Dans le domaine de l’emploi, le « bilan n’est pas bon », a poursuivi la secrétaire d’Etat, tandis que, en matière de citoyenneté, et en particulier du droit de bénéficier des aménagements permettant de voter de façon autonome, quel que soit le handicap, là aussi « beaucoup reste à faire ». De même, en termes d’accès aux soins et à la santé des personnes en situation de handicap, « force est de constater que des inégalités importantes existent encore ».
S’agissant de la création des MDPH, Ségolène Neuville estime que ces guichets uniques ont mis fin au « parcours du combattant » pour les personnes handicapées et leurs familles. Mais elles « sont aujourd’hui beaucoup trop absorbées par leurs tâches administratives au détriment du suivi individualisé des personnes ». C’est pourquoi elle entend recentrer l’action des MDPH sur leur « métier originel » : l’accompagnement des parcours des personnes. Aussi, et comme le prévoit la feuille de route du ministère des Affaires sociales rendue publique le 13 janvier dernier dans le prolongement de la conférence nationale du handicap(1) et des recommandations du rapport « Zéro sans solutions » de Denis Piveteau(2), il est prévu de mettre à la charge des MDPH « une obligation d’orientation permanente des personnes », c’est-à-dire « l’obligation de mettre en regard deux décisions », la première se concentrant uniquement sur le projet de la personne, la seconde s’attachant à retenir les réponses qui peuvent lui être immédiatement proposées. Cette obligation sera mise en place via un amendement au projet de loi « santé »(3), a annoncé Ségolène Neuville. « Pour dégager les marges en personnel nécessaire à cette évolution, un plan de simplification des tâches administratives sera mis en œuvre, et un accompagnement au changement sera mis en place », a-t-elle ajouté.

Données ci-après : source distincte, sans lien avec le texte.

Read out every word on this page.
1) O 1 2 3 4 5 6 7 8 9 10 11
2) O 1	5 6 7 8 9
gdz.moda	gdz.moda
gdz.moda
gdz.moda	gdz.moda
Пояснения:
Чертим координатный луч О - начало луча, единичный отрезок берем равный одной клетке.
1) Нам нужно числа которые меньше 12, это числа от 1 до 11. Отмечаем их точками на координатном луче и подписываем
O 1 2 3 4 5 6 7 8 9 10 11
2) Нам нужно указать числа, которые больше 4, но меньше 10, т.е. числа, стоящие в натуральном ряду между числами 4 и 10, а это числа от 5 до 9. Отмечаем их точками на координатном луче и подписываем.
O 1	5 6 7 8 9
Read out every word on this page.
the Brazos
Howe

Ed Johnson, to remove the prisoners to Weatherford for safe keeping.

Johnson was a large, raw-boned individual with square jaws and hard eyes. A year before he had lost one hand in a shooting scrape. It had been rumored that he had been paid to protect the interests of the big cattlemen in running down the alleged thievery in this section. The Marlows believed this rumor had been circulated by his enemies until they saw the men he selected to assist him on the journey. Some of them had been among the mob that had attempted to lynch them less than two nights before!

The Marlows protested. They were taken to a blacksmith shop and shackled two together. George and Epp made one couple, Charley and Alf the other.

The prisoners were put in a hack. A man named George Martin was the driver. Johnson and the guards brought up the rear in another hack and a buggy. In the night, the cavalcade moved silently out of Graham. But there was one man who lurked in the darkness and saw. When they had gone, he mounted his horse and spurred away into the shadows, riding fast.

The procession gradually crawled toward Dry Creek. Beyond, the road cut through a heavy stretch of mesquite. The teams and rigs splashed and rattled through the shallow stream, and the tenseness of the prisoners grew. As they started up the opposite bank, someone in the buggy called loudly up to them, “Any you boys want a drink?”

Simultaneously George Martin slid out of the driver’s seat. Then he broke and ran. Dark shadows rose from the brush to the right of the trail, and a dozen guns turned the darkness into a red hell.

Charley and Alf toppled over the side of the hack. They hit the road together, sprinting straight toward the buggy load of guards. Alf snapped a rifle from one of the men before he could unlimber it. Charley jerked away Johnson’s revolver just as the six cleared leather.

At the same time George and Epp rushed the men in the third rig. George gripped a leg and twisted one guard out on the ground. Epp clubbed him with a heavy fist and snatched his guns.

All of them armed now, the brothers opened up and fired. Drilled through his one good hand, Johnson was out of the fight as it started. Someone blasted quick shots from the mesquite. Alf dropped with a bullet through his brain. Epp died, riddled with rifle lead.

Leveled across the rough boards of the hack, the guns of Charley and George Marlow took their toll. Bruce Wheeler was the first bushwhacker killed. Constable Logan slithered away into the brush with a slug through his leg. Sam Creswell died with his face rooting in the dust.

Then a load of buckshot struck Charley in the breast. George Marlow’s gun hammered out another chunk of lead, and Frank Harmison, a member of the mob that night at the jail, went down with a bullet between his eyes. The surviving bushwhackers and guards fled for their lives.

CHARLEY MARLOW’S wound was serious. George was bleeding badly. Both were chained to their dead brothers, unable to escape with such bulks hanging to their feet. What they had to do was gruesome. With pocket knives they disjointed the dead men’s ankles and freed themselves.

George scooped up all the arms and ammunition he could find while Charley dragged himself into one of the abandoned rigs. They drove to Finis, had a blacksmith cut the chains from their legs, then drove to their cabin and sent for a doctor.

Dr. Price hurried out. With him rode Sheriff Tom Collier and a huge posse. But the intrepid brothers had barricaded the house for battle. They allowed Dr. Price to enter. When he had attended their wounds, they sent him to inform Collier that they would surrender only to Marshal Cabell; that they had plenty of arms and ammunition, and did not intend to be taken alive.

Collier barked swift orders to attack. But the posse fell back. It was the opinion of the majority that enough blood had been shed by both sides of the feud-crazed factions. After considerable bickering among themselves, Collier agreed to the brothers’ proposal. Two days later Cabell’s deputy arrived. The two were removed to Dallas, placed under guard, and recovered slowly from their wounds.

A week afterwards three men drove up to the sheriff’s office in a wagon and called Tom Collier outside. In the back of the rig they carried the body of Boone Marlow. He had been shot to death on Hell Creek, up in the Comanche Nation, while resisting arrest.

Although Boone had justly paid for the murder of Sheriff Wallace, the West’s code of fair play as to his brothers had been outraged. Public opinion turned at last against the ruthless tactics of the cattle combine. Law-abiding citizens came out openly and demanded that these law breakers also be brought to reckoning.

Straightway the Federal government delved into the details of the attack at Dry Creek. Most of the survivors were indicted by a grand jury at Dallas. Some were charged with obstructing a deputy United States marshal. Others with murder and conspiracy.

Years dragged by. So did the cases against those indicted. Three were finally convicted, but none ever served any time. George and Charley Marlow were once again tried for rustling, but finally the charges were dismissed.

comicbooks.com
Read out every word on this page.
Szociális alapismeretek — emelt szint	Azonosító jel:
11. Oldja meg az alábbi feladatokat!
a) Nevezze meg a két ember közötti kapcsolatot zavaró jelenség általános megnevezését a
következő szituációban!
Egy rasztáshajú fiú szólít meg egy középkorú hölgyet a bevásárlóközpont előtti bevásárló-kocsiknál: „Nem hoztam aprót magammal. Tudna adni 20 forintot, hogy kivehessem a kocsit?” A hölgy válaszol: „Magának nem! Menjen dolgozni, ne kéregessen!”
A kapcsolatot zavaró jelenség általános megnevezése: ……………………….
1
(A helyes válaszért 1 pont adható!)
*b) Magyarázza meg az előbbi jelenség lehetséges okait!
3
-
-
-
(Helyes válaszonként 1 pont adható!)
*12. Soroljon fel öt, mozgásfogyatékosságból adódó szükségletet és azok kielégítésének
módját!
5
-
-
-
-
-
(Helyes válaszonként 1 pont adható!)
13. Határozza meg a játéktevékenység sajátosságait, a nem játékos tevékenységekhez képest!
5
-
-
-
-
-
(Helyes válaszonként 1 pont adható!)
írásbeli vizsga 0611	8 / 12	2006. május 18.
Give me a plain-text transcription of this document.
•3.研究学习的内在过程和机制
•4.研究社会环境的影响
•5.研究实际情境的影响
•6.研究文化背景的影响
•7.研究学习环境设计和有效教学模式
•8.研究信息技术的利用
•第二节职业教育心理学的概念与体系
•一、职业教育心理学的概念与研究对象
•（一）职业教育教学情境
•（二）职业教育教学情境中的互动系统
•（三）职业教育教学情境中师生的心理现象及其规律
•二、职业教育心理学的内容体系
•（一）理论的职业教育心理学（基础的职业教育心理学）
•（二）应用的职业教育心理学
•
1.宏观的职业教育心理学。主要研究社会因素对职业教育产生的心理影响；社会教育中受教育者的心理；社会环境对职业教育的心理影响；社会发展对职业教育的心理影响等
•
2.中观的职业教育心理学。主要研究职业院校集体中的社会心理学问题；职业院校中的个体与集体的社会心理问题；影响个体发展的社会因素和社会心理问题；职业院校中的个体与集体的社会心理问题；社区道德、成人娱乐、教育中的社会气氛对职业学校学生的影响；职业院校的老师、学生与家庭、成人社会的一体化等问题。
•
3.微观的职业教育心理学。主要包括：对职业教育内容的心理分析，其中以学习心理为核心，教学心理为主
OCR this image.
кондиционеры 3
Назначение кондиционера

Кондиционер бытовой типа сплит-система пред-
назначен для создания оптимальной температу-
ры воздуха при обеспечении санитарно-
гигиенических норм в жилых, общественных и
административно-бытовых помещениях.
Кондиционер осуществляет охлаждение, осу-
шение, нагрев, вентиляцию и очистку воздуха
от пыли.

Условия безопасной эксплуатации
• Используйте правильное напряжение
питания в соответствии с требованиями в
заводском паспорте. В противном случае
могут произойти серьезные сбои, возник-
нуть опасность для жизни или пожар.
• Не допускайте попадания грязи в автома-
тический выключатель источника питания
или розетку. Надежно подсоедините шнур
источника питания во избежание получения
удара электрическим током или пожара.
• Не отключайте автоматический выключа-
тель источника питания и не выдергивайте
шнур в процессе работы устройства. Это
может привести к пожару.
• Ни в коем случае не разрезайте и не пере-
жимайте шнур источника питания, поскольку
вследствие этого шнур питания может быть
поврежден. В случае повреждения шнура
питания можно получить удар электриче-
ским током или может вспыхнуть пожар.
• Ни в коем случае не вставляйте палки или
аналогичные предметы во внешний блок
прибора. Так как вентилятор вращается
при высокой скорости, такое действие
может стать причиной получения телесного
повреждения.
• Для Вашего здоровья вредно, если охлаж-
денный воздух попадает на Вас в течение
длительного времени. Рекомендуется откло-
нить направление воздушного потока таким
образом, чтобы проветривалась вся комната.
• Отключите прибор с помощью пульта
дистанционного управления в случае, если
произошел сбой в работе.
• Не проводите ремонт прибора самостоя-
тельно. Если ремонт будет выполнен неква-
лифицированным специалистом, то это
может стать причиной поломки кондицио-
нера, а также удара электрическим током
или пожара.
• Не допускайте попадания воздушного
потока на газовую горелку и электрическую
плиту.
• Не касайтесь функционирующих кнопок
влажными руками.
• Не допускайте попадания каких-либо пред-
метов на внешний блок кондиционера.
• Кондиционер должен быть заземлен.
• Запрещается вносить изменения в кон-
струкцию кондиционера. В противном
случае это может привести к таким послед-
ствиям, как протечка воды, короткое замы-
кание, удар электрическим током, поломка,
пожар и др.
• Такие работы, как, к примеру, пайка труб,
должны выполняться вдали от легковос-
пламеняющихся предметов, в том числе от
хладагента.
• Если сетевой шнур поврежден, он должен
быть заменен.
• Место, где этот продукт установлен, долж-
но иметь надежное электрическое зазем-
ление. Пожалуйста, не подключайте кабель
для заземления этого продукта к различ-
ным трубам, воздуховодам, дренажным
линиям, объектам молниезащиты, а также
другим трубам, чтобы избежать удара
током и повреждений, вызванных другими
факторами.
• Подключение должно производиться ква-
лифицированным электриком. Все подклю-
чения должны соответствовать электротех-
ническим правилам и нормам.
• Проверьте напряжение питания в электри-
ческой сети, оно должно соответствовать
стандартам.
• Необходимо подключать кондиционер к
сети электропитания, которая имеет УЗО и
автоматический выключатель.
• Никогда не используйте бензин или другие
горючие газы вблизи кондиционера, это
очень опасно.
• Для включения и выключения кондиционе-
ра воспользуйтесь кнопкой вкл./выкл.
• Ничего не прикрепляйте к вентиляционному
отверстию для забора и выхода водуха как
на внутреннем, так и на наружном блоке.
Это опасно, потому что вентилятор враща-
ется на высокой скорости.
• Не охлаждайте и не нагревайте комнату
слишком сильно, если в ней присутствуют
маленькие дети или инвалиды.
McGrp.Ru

Conformément à une décision prise lors de la conférence nationale du handicap du 11 décembre dernier(4), un autre amendement législatif au projet de loi « santé » permettra quant à lui aux départements de « mettre en place un tiers payant pour les aides techniques, ce qui évitera aux personnes d’avancer parfois des sommes importantes ». Il convient cependant, a insisté Ségolène Neuville, « d’approfondir encore la réflexion sur la PCH, dont l’attribution non réévaluée au cours des dix dernières années reste inégale ». La secrétaire d’Etat a donc prévu, « en relation avec les départements et dans le cadre de l’enveloppe actuelle, [d’ouvrir] un chantier pour viser à une plus grande équité et pour promouvoir une meilleure prise en compte des besoins d’aide pour la vie domestique ». Dans ce cadre, concernant les aides techniques, l’objectif est de mieux évaluer le service rendu afin de garantir une meilleure adéquation des aides aux besoins des personnes mais aussi d’optimiser le financement public.
(1) Voir ASH n° 2893 du 16-01-15, p. 5.
(2) Voir ASH n° 2866 du 27-06-14, p. 11.
(3) Ce projet de loi, présenté en conseil des ministres le 15 octobre dernier, devrait être examiné par le Parlement au début avril. Sur les grandes lignes du texte, voir ASH n° 2866 du 27-06-14, p. 14.
(4) Voir ASH n° 2888 du 19-12-14, p. 7.